Ingredienti
| 400 g | barbabietola rossa fresca (3-4 barbabietole medie) |
| 180 g | riso carnaroli o arborio |
| 1 l | brodo vegetale |
| 1 | cipolla media |
| 2 cucchiai | olio extravergine d'oliva |
| sale e pepe | quanto basta |
| 2 cucchiai | aceto di vino bianco (facoltativo, per equilibrare la dolcezza) |
| 1 mazzetto | prezzemolo fresco per guarnire |
Valori nutrizionali
| 65 kcal | Energia |
| 2,2 g | Proteine |
| 0,3 g | Grassi |
| 0,05 g | di cui saturi |
| 13,5 g | Carboidrati |
| 0,8 g | di cui zuccheri |
| 1,8 g | Fibre |
| 0,9 g | Sale |
Come si prepara
1
Preparare le barbabietole
Sciacqua le barbabietole under acqua corrente sfregando con le mani per eliminare la terra.
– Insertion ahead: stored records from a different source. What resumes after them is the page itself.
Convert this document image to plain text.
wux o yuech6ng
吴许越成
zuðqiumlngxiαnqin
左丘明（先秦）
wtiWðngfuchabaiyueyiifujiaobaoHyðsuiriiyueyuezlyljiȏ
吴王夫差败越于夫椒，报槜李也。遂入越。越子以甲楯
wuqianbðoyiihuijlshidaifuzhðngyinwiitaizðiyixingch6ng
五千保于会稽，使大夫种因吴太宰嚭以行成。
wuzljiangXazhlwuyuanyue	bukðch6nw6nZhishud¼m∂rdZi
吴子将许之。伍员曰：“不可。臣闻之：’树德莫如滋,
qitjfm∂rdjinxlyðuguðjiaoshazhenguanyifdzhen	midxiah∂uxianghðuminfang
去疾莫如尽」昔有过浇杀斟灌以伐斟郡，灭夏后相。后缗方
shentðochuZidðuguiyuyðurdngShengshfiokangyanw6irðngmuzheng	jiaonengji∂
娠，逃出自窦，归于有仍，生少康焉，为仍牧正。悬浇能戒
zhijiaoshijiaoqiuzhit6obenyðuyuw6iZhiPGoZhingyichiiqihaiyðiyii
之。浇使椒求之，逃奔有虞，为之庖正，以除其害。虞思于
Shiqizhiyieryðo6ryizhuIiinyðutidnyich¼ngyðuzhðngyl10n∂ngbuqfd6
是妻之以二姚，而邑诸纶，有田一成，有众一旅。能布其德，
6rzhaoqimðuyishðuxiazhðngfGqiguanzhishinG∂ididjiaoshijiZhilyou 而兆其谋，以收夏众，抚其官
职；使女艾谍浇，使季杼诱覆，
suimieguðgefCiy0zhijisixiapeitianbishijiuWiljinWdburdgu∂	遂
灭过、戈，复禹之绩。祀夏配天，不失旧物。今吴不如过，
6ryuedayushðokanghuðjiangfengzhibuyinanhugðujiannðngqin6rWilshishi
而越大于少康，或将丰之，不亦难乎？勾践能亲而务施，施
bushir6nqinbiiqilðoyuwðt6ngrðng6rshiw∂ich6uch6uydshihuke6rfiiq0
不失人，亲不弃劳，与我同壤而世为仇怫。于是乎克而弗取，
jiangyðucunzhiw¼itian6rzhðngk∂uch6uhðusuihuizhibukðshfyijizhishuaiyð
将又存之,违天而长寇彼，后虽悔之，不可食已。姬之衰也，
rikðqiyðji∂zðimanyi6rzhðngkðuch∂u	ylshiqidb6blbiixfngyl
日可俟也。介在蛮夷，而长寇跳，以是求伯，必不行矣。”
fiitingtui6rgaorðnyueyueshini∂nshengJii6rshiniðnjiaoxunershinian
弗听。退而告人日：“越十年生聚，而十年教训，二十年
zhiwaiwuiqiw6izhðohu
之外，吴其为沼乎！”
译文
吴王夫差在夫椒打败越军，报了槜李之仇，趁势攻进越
Se sono grandi, tagliale a metà. Mettile in una pentola con acqua fredda appena salata, porta a ebollizione e cuoci per 25-30 minuti finché non puoi trafiggere il centro con un coltello. Fai raffreddare leggermente, poi elimina la buccia strofinandola con le dita (dovrà venire via facilmente). Taglia le barbabietole a dadini di circa 1 cm.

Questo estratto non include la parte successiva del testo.